Knowledge bases that summarize web information in RDF triples deliver many benefits, including support for natural language question answering and powerful structured queries that extract encyclopedic knowledge via SPARQL. Large scale knowledge bases grow rapidly in terms of scale and significance, and undergo frequent changes in both schema and content. Two critical problems have thus emerged: (i) how to support temporal queries that explore the history of knowledge bases or flash-back to the past; (ii) how to integrate knowledge from difference sources and improve the quality of integrated knowledge base while preserving the provenance information. In this dissertation, we propose a framework that supports knowledge integration, temporal query evaluation and user-friendly interfaces for large-scale knowledge bases.

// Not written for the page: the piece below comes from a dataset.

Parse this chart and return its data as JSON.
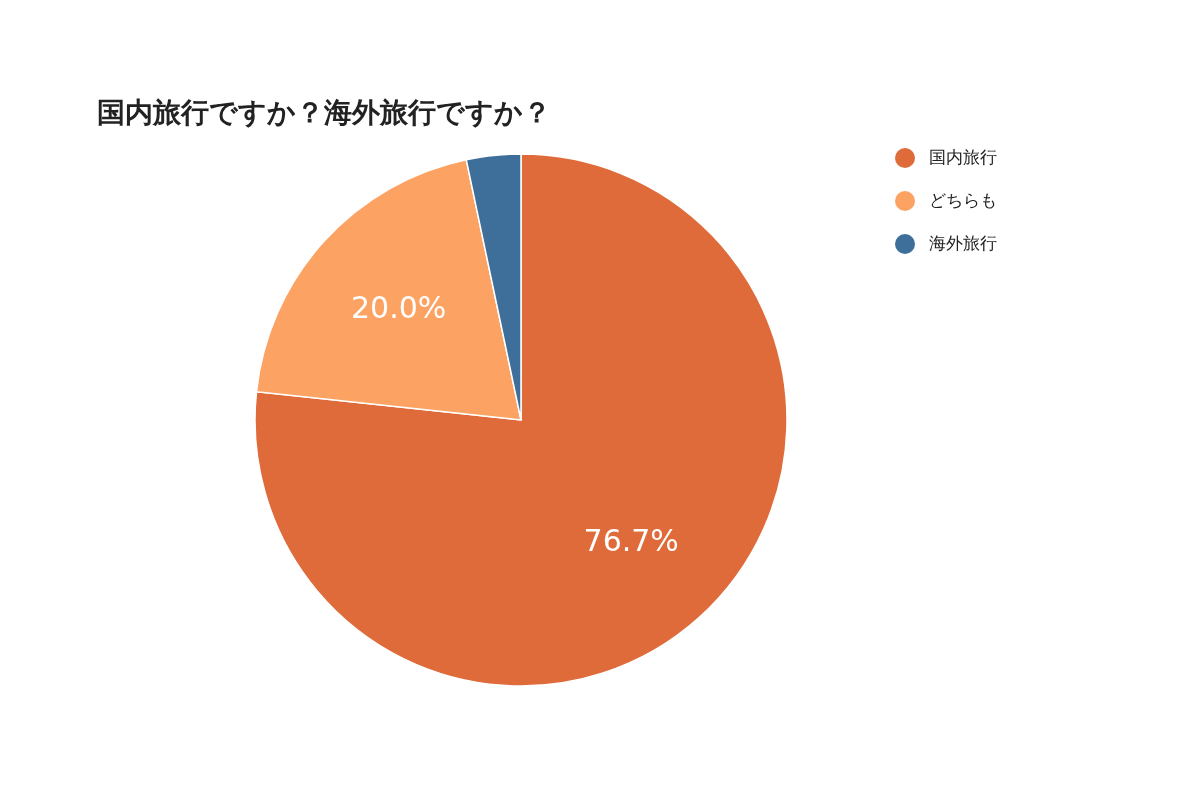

Towards this goal, we make the following contributions:
(i) We propose SPARQLT, a temporal extension of structured query language SPARQL based on a point temporal model which simplifies the expression of temporal joins and eliminates the need for temporal coalescing. This approach makes possible an end-user interface HKB (Historical Knowledge Browser) where users can browse the evolution history of knowledge bases and express historical queries via simple by-example conditions in the infoboxes of Wikipedia pages.
(ii) We have designed and implemented RDF-TX (RDF Temporal eXpress), an efficient system for managing temporal RDF data and evaluating SPARQLT queries. RDF-TX takes advantage of compressed Multiversion B+ trees to achieve fast evaluation of temporal queries. The experimental result demonstrates that our indexing and query optimization techniques deliver superior performance over other systems.
(iii) We propose a framework for knowledge extraction and integration. We first introduce IBMiner, a novel NLP-based system that derives knowledge bases from free text and preserves the provenance of extracted triples. IBminer uses a deep NLP-based approach to extract subject-attribute-value triples from free text, and maps the attributes to those introduced in existing knowledge bases. Then we integrate public knowledge bases with the knowledge base generated by IBMiner into one of superior quality and coverage, called IKBStore. User-friendly interfaces are provided to manage the knowledge in IKBStore while maintaining provenance information.